Feb 13th, 2011 | By | Category: abundance, aptitude, Career advice, confidence, mentor, negativity, self confidence

This week I engaged in a discussion on how to best to demonstrate self-confidence.  Before we even got started there was a big discussion on what self-confidence really is.  The difference came down to the comparison between two widely held definitions.   The classic dictionary definition – confidence in oneself and in one’s powers and abilities, or a newer psychology based definition which states self-confidence is essentially an attitude, which allows us to have a positive and realistic perception of ourselves and our abilities.  There is a big difference between the two. The first is a personal inward looking assessment, and the other is an expressed attitude that is an external display.  Somewhere along the line, there seems to have been a shift from an inward looking personal assessment to outward display of ones perception of self.

Is a person who lacks self-confidence one who doubts his abilities or one whose attitude portrays them as non-assertive of their abilities? It seems like the Alpha personality has been interchanged or replaced with self-confidence.  If so, there is no real personal assessment of abilities connected with self-confidence, but only an attitude portraying no fear of dealing with a situation.  This is quite a shift in meaning.  When your doctor says that she is confident that she can successfully perform the operation; is she saying that she has the ability to perform the procedure or that she is not afraid to give it a try?  If I were the patient I may want to ask for clarification before signing on the dotted line.

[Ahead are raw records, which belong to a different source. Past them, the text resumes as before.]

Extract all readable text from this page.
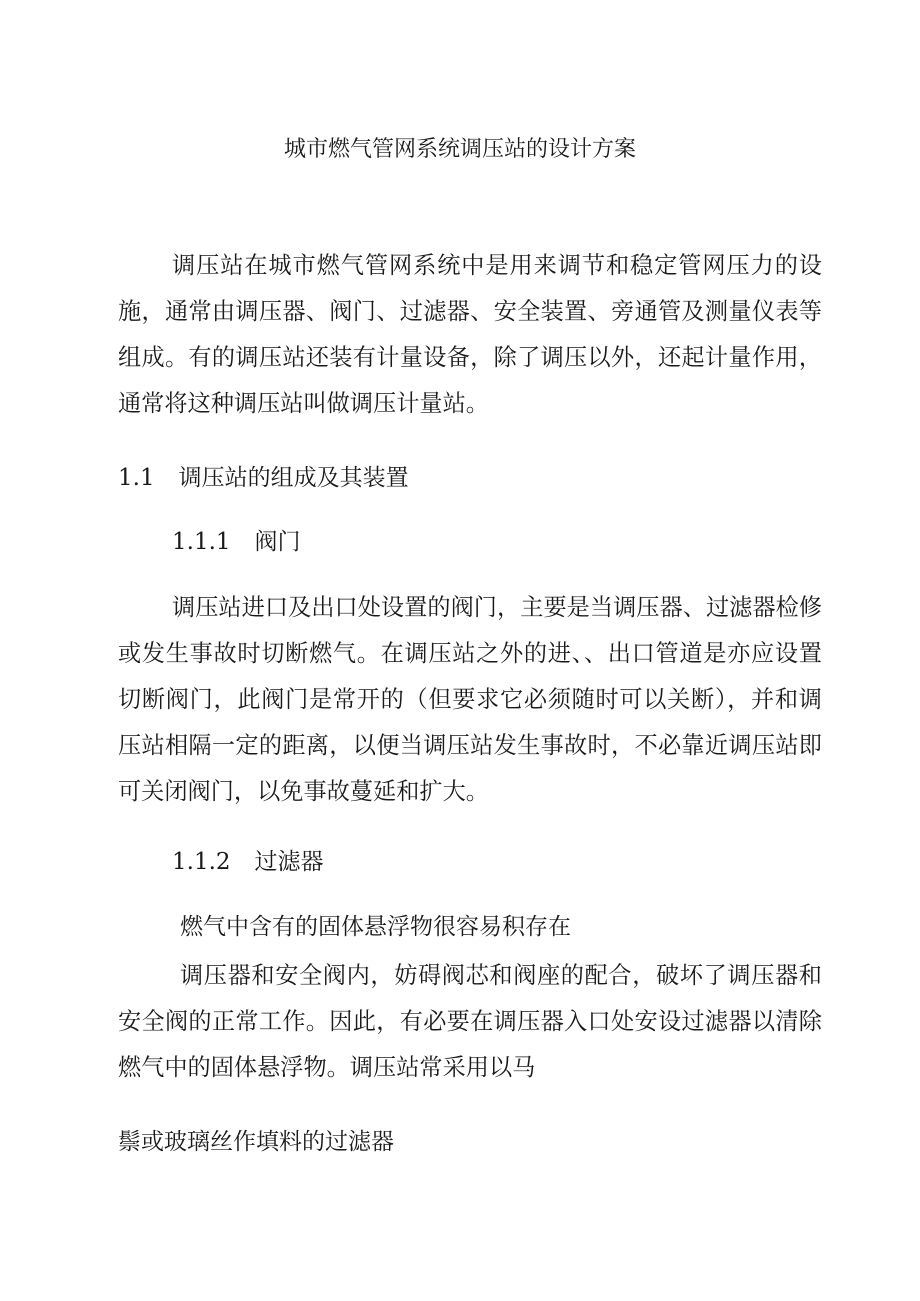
城市燃气管网系统调压站的设计方案

调压站在城市燃气管网系统中是用来调节和稳定管网压力的设施，通常由调压器、阀门、过滤器、安全装置、旁通管及测量仪表等组成。有的调压站还装有计量设备，除了调压以外，还起计量作用，通常将这种调压站叫做调压计量站。

1.1 调压站的组成及其装置
1.1.1 阀门

调压站进口及出口处设置的阀门，主要是当调压器、过滤器检修或发生事故时切断燃气。在调压站之外的进、、出口管道是亦应设置切断阀门，此阀门是常开的（但要求它必须随时可以关断），并和调压站相隔一定的距离，以便当调压站发生事故时，不必靠近调压站即可关闭阀门，以免事故蔓延和扩大。

1.1.2 过滤器
燃气中含有的固体悬浮物很容易积存在

调压器和安全阀内，妨碍阀芯和阀座的配合，破坏了调压器和安全阀的正常工作。因此，有必要在调压器入口处安设过滤器以清除燃气中的固体悬浮物。调压站常采用以马

鬃或玻璃丝作填料的过滤器
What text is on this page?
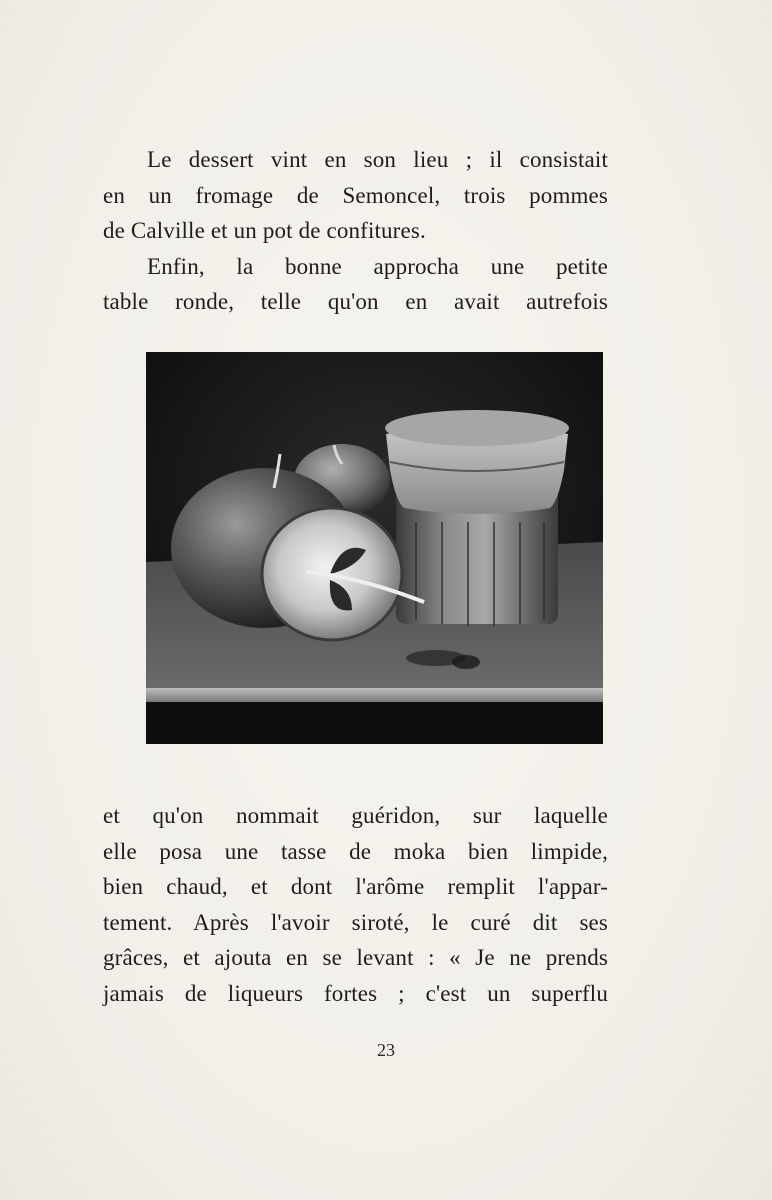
Le dessert vint en son lieu ; il consistait
en un fromage de Semoncel, trois pommes
de Calville et un pot de confitures.
Enfin, la bonne approcha une petite
table ronde, telle qu'on en avait autrefois
et qu'on nommait guéridon, sur laquelle
elle posa une tasse de moka bien limpide,
bien chaud, et dont l'arôme remplit l'appar-
tement. Après l'avoir siroté, le curé dit ses
grâces, et ajouta en se levant : « Je ne prends
jamais de liqueurs fortes ; c'est un superflu
23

There also seems to have been a shift in the outward signs that are interpreted as self-confidence.  Perhaps it is movies and television, which has changed how one demonstrates self-confidence.  When I was growing up most of the movie heroes were soft-spoken cowboys.  The strong silent type who always saved the day through superhuman courage, and would proclaim “Ah sucks it weren’t nothing”.  In today’s movie heroes are much more like the alpha personality stereotype.  This has translated into the workplace where assertiveness has become a measure of self-confidence.  In short your personality as introvert or extravert may determine how others perceive your self-confidence.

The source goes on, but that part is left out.